Gareth non aveva idea del perché avesse reagito così. Sapeva solo che sentire Lance e Whitmere parlare di Eva lo aveva mandato fuori di testa. Aveva ancora una gran voglia di colpire qualcosa per la rabbia.

«Non mi piacevano tutti quei discorsi su chi delle ragazze andasse bene o meno. Sai come sono quei due quando stanno insieme e Lance è in uno dei suoi momenti critici. Ho delle responsabilità verso quelle donne.»

«Certo.»

«Non hanno bisogno di Lance e di Whitmere per partecipare al ballo. Lady DeVere manderà un invito personale a Miss Russell» spiegò Gareth al fratello.

«Sei stato tu a organizzare tutto? Le farà piacere, anche se la prospettiva di arrivare al ballo da sola potrebbe scoraggiarla dall'accettare.»

«La accompagnerò io. A differenza di te e Lance, io non devo fingere di essere in lutto.»

«Whitmere potrebbe partecipare comunque, malgrado Lance speri di portarlo con sé nelle sue scorribande. Spero che non farai una scenata se dovesse chiedere a Miss Russell di ballare. È evidente che l'ha colpito molto.»

«La informerò che le intenzioni di Whitmere non sono onorevoli, ma non farò una scenata.»

Ives scoppiò a ridere. «Dannazione, sembri davvero un prete. Da dove vengono tutte queste idee sulle intenzioni onorevoli?» Continuò a sorridere, ma il suo sguardo si fece penetrante. «Cosa c'è fra te e quella donna? È la tua amante?»

Era una domanda davvero difficile e, soprattutto, inaspettata. «No.» Era la verità. Non era più la sua amante, anche se il suo corpo si rifiutava di accettare quel cambiamento.

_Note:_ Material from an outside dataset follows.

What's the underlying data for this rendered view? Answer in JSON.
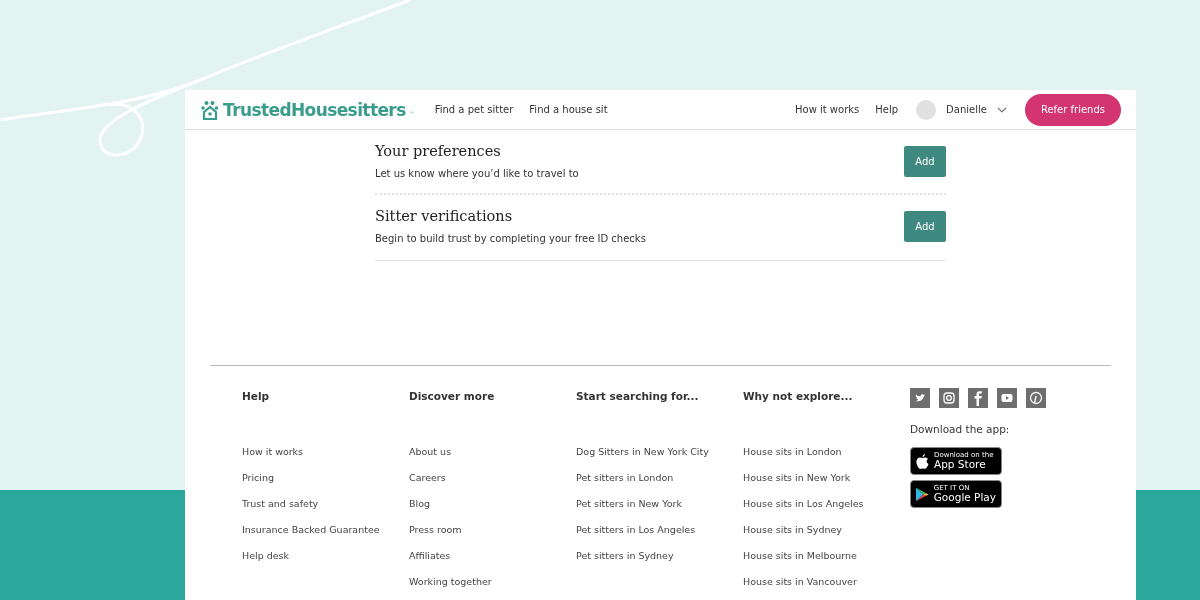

«Allora forse dovresti lasciarle la libertà di trarre le sue conclusioni sul conto di Whitmere. Mi sembra una donna intelligente e matura. È improbabile che non capisca quali sono le intenzioni del conte.»

Gareth era ancora arrabbiato, ma non più come prima, quindi cercò di pensare ad altro. «Dimmi che impegni abbiamo, così mi organizzerò in modo che i miei ospiti abbiano qualcosa da fare mentre tu e io siamo via.»